Square (SQ) confirmed the practice Tuesday in a blog post, describing it as a “rolling reserve,” in which the Jack Dorsey-led payments company takes a cut of the seller’s processing volume and releases it on a “rolling basis” over as many as 120 days.
It’s used for what Square labels “risky sellers,” which are companies that take a pre-payment on goods or services that are provided on a future date. Risky sellers also include companies that sell goods or services that are “prone to disputes.” Square said it notifies sellers that are placed in the program.
“The vast majority of our sellers don’t fit this profile,” Square said the statement. “For the small number who do, we put in place reserves that allow them to continue processing with Square (as opposed to being deactivated, as many financial institutions will do), particularly during uncertain times.”
However, according to a New York Times investigation, some small businesses are disproportionally affected by the practice, leading to financial distress and layoffs.

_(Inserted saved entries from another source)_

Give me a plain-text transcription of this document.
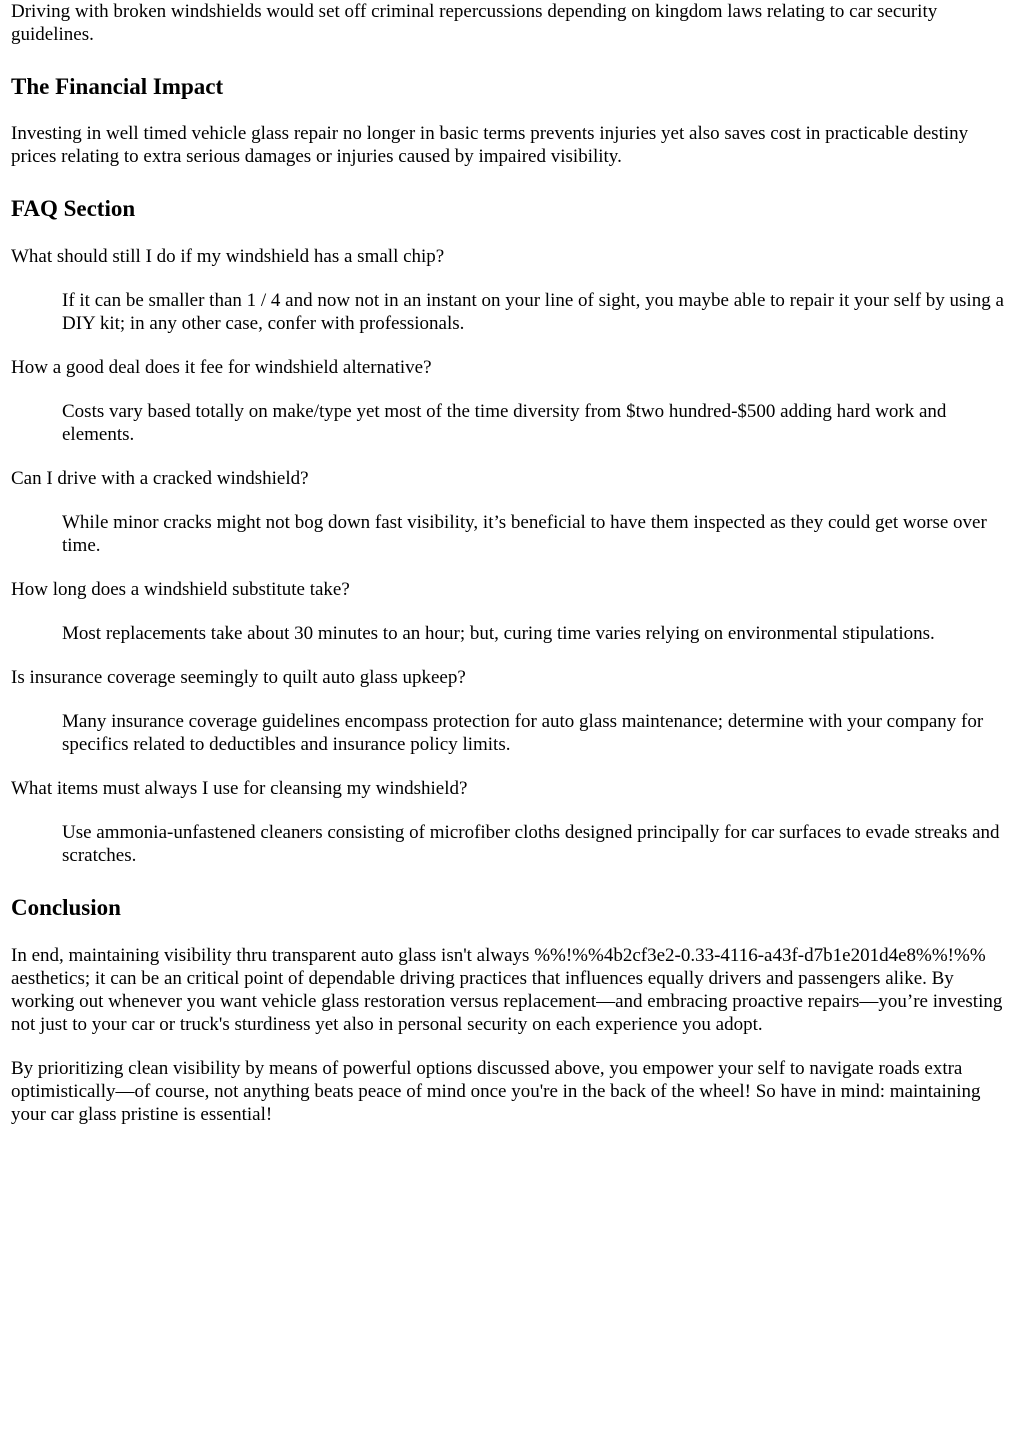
Driving with broken windshields would set off criminal repercussions depending on kingdom laws relating to car security guidelines.

The Financial Impact

Investing in well timed vehicle glass repair no longer in basic terms prevents injuries yet also saves cost in practicable destiny prices relating to extra serious damages or injuries caused by impaired visibility.

FAQ Section
What should still I do if my windshield has a small chip?
If it can be smaller than 1 / 4 and now not in an instant on your line of sight, you maybe able to repair it your self by using a DIY kit; in any other case, confer with professionals.
How a good deal does it fee for windshield alternative?
Costs vary based totally on make/type yet most of the time diversity from $two hundred-$500 adding hard work and elements.
Can I drive with a cracked windshield?
While minor cracks might not bog down fast visibility, it’s beneficial to have them inspected as they could get worse over time.
How long does a windshield substitute take?
Most replacements take about 30 minutes to an hour; but, curing time varies relying on environmental stipulations.
Is insurance coverage seemingly to quilt auto glass upkeep?
Many insurance coverage guidelines encompass protection for auto glass maintenance; determine with your company for specifics related to deductibles and insurance policy limits.
What items must always I use for cleansing my windshield?
Use ammonia-unfastened cleaners consisting of microfiber cloths designed principally for car surfaces to evade streaks and scratches.
Conclusion

In end, maintaining visibility thru transparent auto glass isn't always %%!%%4b2cf3e2-0.33-4116-a43f-d7b1e201d4e8%%!%% aesthetics; it can be an critical point of dependable driving practices that influences equally drivers and passengers alike. By working out whenever you want vehicle glass restoration versus replacement—and embracing proactive repairs—you’re investing not just to your car or truck's sturdiness yet also in personal security on each experience you adopt.

By prioritizing clean visibility by means of powerful options discussed above, you empower your self to navigate roads extra optimistically—of course, not anything beats peace of mind once you're in the back of the wheel! So have in mind: maintaining your car glass pristine is essential!
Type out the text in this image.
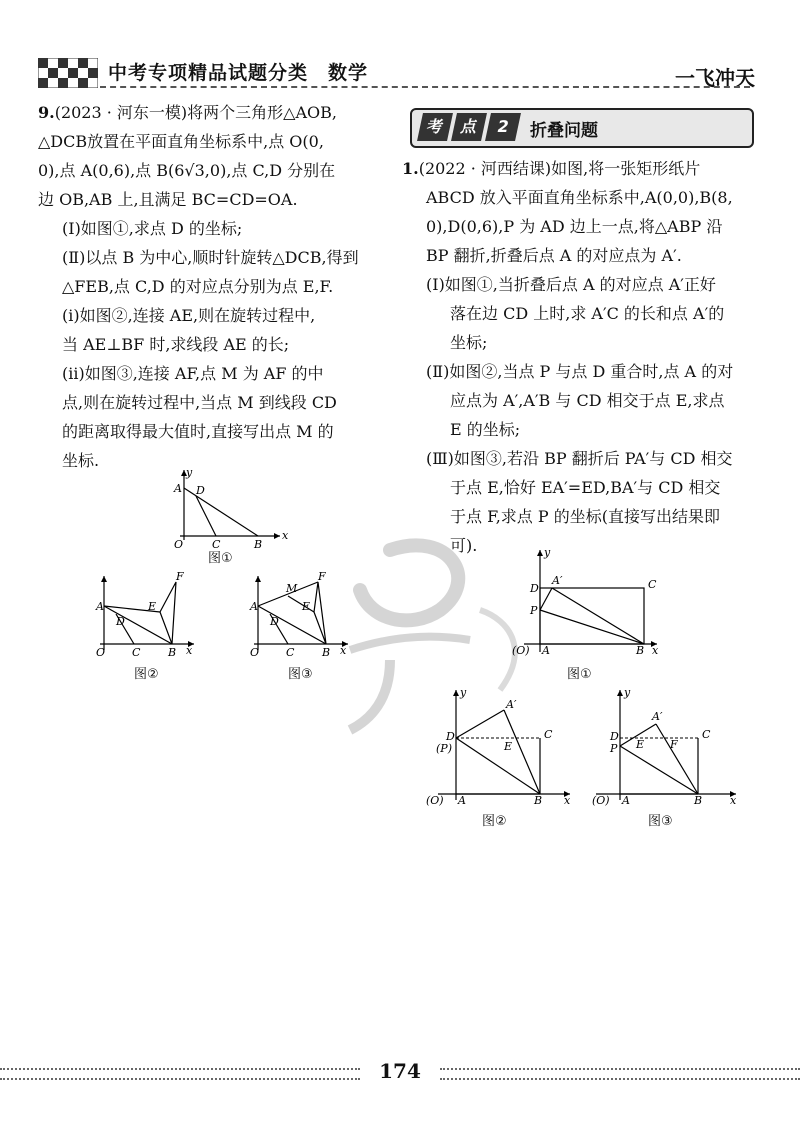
中考专项精品试题分类　数学	一飞冲天

9.(2023 · 河东一模)将两个三角形△AOB,

△DCB放置在平面直角坐标系中,点 O(0,

0),点 A(0,6),点 B(6√3,0),点 C,D 分别在

边 OB,AB 上,且满足 BC=CD=OA.

(Ⅰ)如图①,求点 D 的坐标;

(Ⅱ)以点 B 为中心,顺时针旋转△DCB,得到

△FEB,点 C,D 的对应点分别为点 E,F.

(ⅰ)如图②,连接 AE,则在旋转过程中,

当 AE⊥BF 时,求线段 AE 的长;

(ⅱ)如图③,连接 AF,点 M 为 AF 的中

点,则在旋转过程中,当点 M 到线段 CD

的距离取得最大值时,直接写出点 M 的

坐标.

y
x
A D
O	C	B
图①
A
D
E
F
O C	B x
图②
A
D
M
E
F
O C	B x
图③
考 点	2	折叠问题

1.(2022 · 河西结课)如图,将一张矩形纸片

ABCD 放入平面直角坐标系中,A(0,0),B(8,

0),D(0,6),P 为 AD 边上一点,将△ABP 沿

BP 翻折,折叠后点 A 的对应点为 A′.

(Ⅰ)如图①,当折叠后点 A 的对应点 A′正好

落在边 CD 上时,求 A′C 的长和点 A′的

坐标;

(Ⅱ)如图②,当点 P 与点 D 重合时,点 A 的对

应点为 A′,A′B 与 CD 相交于点 E,求点

E 的坐标;

(Ⅲ)如图③,若沿 BP 翻折后 PA′与 CD 相交

于点 E,恰好 EA′=ED,BA′与 CD 相交

于点 F,求点 P 的坐标(直接写出结果即

可).	y
x
D
A′	C
P
(O) A	B
图①
y
x
D
(P)
A′
E
C
(O) A	B
图②
y
x
D
P
A′
E F
C
(O) A	B
图③
174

In one instance, Legal Knock, a company that builds websites for law firms, told the Times that it never had a customer demand a refund for their work and yet Square kept $4,000 in reserve in May. Sean Weber, the owner, said he had trouble contacting the company and wasn’t satisfied with its explanation. He even said Square blocked him on Twitter.
Square did not immediately respond to a request for comment.
A petition from Square merchants has racked up 1,300 signatures. “Small businesses can barely survive as it is, and now that Square, Inc. is withholding funds, many more small businesses are going to be closing because of Square,” the petition says.
Square ended its blog post saying it aims to “be transparent, offer sellers choice, protect buyers, and provide a better experience with Square,” -— an explanation that many obviously disagree with.